Ama 1960'ta oluşan Kıbrıs Cumhuriyeti fiilen yoktu. Bu üyeliğin ilerlemesi için iki toplumlu Kıbrıs Cumhuriyeti’nin hem Cumhurbaşkanın, hem de Cumhurbaşkanı Yardımcısının imzası gerekiyordu.
Osman Örek...
İşte o günün koşullarında, Kıbrıs Türk Yönetimi Dışişleri Üyesi Rahmetli Osman Örek'in tarihi yorumları oldu. Sayın Örek, bu süreçin ilerlemesi için Kıbrıs Türk toplumunun da onayı olması gerektiğini vurguladı. Bunun için Kıbrıs - AET Hükümetler arası görüşmelerine Kıbrıs Cumhuriyeti Anayasasında yer alan 7/3 oranına bağlı olarak, görüşme sürecine, Kıbrıs Türk toplumunun da katılması ve bunun sonucunda onay verilmesi görüşünü geliştirdi.

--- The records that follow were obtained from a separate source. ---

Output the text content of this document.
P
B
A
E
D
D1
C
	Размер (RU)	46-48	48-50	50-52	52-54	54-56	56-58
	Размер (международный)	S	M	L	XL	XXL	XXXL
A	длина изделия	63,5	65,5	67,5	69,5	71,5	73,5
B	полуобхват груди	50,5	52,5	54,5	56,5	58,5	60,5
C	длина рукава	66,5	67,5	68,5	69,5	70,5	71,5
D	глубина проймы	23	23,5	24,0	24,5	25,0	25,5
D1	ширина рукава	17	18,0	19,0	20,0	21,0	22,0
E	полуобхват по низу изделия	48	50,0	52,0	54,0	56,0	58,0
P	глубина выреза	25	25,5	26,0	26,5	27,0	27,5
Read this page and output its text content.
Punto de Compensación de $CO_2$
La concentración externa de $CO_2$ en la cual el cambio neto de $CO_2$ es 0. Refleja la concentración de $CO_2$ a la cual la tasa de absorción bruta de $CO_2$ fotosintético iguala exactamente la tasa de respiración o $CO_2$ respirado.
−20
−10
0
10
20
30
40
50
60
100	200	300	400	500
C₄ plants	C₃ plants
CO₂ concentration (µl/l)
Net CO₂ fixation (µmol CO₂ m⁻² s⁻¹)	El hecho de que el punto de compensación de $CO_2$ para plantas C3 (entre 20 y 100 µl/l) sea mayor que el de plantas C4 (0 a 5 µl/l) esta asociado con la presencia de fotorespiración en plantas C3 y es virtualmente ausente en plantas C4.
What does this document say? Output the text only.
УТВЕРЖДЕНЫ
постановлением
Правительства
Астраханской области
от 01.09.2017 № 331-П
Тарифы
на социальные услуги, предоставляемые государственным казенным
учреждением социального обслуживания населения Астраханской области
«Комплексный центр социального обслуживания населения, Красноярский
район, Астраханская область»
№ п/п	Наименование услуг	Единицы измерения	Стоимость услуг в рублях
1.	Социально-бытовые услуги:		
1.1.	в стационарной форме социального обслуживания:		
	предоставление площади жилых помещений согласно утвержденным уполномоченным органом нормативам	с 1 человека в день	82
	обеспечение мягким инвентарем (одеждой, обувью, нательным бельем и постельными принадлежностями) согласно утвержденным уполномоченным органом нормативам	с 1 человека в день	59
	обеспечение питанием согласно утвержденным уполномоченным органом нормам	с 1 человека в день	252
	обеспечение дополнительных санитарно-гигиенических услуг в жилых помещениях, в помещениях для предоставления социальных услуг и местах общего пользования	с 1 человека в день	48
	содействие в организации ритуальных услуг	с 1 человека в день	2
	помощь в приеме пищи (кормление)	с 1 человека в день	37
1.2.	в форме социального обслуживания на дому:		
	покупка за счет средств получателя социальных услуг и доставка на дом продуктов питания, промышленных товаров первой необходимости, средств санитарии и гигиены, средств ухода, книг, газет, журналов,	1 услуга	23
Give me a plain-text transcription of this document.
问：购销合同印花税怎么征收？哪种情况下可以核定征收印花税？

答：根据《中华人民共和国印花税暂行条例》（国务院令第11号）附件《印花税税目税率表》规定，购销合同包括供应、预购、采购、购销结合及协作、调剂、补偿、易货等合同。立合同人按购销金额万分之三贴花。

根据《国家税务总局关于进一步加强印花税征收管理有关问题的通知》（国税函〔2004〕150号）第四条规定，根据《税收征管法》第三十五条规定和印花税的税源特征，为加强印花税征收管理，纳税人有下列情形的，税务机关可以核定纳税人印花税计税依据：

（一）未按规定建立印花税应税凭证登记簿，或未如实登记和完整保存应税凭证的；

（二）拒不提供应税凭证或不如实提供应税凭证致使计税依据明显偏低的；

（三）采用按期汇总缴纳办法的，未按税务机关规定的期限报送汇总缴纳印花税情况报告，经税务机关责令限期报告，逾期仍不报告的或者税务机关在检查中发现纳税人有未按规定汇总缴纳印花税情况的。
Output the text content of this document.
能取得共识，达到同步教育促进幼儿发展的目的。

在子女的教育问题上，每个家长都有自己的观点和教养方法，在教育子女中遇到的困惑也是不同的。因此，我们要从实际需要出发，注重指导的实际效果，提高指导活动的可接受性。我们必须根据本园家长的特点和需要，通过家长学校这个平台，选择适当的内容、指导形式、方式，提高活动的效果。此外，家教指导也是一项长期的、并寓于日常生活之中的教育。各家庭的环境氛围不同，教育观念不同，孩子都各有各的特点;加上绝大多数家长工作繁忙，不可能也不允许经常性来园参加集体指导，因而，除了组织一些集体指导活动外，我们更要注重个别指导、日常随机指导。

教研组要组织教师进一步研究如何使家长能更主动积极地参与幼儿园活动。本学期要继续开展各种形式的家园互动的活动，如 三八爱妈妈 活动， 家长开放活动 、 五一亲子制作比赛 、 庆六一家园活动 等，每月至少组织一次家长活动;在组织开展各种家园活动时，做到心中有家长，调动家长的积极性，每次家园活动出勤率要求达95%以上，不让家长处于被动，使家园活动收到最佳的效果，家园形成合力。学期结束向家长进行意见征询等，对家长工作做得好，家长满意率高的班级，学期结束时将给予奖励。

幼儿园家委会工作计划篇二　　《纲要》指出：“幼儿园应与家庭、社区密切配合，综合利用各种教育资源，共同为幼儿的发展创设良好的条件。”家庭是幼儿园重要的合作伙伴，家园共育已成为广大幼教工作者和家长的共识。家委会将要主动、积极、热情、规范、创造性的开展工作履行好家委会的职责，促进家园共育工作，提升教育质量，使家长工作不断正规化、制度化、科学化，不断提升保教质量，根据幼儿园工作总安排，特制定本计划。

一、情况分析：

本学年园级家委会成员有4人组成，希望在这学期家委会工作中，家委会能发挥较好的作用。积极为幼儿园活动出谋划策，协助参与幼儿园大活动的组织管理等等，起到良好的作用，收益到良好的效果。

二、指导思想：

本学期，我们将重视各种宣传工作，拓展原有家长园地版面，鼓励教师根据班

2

Ama Sayın Osman Örek'in bu görüşü, basit milliyetçi yorumla itibar görmedi. Ancak görüşmelere katılmamakla birlikte Kıbrıs Türk Toplumu adına, dönemin Cumhurbaşkanı Yardımcısı imzaladı ve Kıbrıs'ın AET'ye üye olması gerçekleşti.
KC'nin Kurucu ortağı ve Kıbrıs'ın AET'ye üye olmasını sağlayan onayın sahibi toplum olarak Kıbrıs - AET ilişkilerinin içinde olmadık, ama bundan yararlandık.
Kıbrıs Rum tarafının 1974 sonrası tüm çabasına karşın Avrupa ile ekonomik ilişkilerimiz devam etti. Tarım ve Sanayi ürünlerimizi gümrüksüz ve sağlık belgeleri bizden onaylı ihraç ettik. Bugün hellimdeki sağlık belgesi sorunu ışığında olaya baktığınızda kaybımızın ne olduğu anlaşılır.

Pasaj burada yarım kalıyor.